The Six Techniques, Up Front
- Quarterly identity audit
- One-page voice card
- Distinctive brand assets you protect
- Founder visibility on a cadence
- Customer language capture
- Sustained investment in proof, not just reach
None of these are novel. Most are unglamorous. They compound when applied in sequence over 18-36 months and produce the brand premium that lets a company charge more, ship slower, and recover from mistakes faster than competitors. The detail is in how you actually run them.
Technique 1: Quarterly Identity Audit
The quarterly identity audit is a 90-minute meeting where the brand and marketing team review the previous quarter's externally-shipped work and ask: does this look and sound like one brand?
The discipline:
- Print 10-15 randomly-selected ads, posts, emails, and pages from the quarter.
- Lay them out on a table with logos covered.
- Identify the inconsistencies.
- Decide which one you'd ship again, which one you'd kill, and which voice/visual rule the inconsistencies imply you need.
This is the cheapest brand-quality intervention available. Most teams skip it because it's uncomfortable. The discomfort is the value.
Technique 2: One-Page Voice Card
Brand voice guides longer than one page don't get used. The format that does:
- Three "we always" rules. The behaviors that define your voice.
- Three "we never" rules. The traps you avoid.
- Five sample sentences. Same idea in five varying phrasings, all in your voice.
One page. Pinned in Slack. Referenced before any external copy ships. We've watched a one-page voice card produce more consistent output than a 50-page brand guideline document.
Technique 3: Distinctive Brand Assets
The most underrated brand strategy concept of the last decade is "distinctive brand assets" — specific visual or sonic elements that customers can recognize without your logo. Apple's product silhouettes. Mailchimp's hand-drawn illustrations. Headspace's color palette. Allbirds' typography.
The technique:
- Identify 3-5 visual or sonic elements that are uniquely yours.
- Document them in the voice card.
- Protect them. Don't let teams "modernize" or "evolve" them on a whim.
- Use them consistently across every customer surface.
Distinctive assets compound.

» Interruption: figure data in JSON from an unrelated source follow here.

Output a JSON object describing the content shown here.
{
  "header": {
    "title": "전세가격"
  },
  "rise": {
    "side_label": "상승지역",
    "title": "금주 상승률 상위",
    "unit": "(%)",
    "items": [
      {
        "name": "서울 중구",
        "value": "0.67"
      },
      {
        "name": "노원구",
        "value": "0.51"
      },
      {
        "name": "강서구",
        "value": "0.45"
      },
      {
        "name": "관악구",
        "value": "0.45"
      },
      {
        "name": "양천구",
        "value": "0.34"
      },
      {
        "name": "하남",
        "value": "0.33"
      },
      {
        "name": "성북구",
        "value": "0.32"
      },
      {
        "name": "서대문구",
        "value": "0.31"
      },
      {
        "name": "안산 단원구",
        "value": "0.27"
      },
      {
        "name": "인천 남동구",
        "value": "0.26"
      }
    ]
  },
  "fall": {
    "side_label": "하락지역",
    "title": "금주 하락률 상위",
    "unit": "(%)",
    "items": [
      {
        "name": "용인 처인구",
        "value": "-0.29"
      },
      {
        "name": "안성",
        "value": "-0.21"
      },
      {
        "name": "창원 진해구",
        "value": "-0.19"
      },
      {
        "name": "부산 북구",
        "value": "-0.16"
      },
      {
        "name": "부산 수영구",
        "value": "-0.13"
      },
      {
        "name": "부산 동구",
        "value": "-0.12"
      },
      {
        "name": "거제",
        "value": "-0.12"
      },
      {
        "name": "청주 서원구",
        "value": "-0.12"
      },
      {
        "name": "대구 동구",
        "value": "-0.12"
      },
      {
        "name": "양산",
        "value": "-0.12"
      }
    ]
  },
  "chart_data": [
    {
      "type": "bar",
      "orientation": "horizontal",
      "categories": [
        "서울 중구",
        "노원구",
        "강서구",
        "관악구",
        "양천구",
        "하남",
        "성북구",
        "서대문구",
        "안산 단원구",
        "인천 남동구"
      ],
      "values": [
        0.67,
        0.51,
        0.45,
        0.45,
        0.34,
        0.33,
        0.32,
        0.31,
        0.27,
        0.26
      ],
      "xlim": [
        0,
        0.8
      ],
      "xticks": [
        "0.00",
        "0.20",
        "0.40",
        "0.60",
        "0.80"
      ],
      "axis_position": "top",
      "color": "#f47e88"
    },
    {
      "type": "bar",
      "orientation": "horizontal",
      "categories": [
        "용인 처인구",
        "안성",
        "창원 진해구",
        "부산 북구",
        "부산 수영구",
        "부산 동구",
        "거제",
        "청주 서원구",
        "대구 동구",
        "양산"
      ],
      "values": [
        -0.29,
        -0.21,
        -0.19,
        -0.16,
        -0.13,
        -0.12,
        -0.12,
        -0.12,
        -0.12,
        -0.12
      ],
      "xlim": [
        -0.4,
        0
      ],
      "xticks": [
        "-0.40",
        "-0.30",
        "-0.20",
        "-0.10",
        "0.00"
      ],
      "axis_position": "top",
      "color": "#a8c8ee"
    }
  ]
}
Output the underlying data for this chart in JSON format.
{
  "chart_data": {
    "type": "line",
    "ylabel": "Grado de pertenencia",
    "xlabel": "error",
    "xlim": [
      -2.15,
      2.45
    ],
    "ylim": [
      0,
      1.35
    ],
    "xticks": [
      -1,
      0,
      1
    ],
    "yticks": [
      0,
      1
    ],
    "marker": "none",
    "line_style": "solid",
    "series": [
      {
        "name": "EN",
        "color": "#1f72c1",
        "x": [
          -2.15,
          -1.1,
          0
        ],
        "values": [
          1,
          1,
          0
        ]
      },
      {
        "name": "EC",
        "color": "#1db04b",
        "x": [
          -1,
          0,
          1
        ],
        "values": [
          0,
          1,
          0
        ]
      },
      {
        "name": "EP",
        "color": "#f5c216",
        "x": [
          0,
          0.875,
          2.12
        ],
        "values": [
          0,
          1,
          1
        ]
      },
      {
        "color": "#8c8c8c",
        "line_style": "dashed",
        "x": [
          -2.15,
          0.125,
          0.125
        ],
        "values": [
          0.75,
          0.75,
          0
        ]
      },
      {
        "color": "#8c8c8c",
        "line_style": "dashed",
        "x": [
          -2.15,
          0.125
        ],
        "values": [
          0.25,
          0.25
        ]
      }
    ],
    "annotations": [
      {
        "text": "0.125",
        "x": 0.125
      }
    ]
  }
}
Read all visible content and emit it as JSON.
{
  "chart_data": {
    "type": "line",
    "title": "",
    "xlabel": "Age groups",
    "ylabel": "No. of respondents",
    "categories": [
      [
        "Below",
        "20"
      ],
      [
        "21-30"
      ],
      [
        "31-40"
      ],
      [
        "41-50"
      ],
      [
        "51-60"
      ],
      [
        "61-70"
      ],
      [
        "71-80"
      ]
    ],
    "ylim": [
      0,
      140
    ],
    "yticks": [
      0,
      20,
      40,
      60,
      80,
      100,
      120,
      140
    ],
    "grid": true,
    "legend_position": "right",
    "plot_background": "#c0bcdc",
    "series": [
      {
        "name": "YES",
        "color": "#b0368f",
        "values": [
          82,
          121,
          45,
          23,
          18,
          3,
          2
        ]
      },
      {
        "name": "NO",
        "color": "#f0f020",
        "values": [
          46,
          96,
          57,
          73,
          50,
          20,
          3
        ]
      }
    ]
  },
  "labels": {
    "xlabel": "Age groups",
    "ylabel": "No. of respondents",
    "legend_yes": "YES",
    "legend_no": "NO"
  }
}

A logo without distinctive assets is just a logo.
Technique 4: Founder Visibility on a Cadence
For founder-led brands — which most early-stage brands are — the founder is a brand asset. Underutilizing them is leaving brand value on the table.
A sustainable founder-visibility cadence:
- One LinkedIn post a week.
- One company-wide note a month, externally shareable.
- One podcast or interview per quarter.
- One on-camera company update per quarter.
This is roughly 4-6 hours a month of founder time. The brand premium it generates over 24 months meaningfully exceeds the cost.
Technique 5: Customer Language Capture
The single highest-leverage source of brand copy is the language your customers actually use to describe your product. Not the language you wrote on the website. The language they used in support tickets, sales calls, reviews, and survey responses.
The discipline:
- Quarterly review of 30-50 customer quotes from real interactions.
- Pull out the recurring phrases and metaphors.
- Update website copy and ad copy to use them.
This single practice usually does more for conversion rates than redesigning the website.
Technique 6: Invest in Proof, Not Just Reach
Most marketing budgets over-allocate to reach (more impressions, more clicks) and under-allocate to proof (more credible evidence that the product works).
Proof investments that compound:
- Customer case studies, written and filmed. The closer for B2B and high-AOV B2C.
- Original research. A small, well-conducted survey or data analysis your category cites.
- Detailed product documentation. A serious knowledge base signals seriousness.
- Public security and privacy reviews. For software, a SOC 2 report is brand work.
Proof scales differently from reach. You don't need more of it every year. You need it to be excellent, evergreen, and easy to find.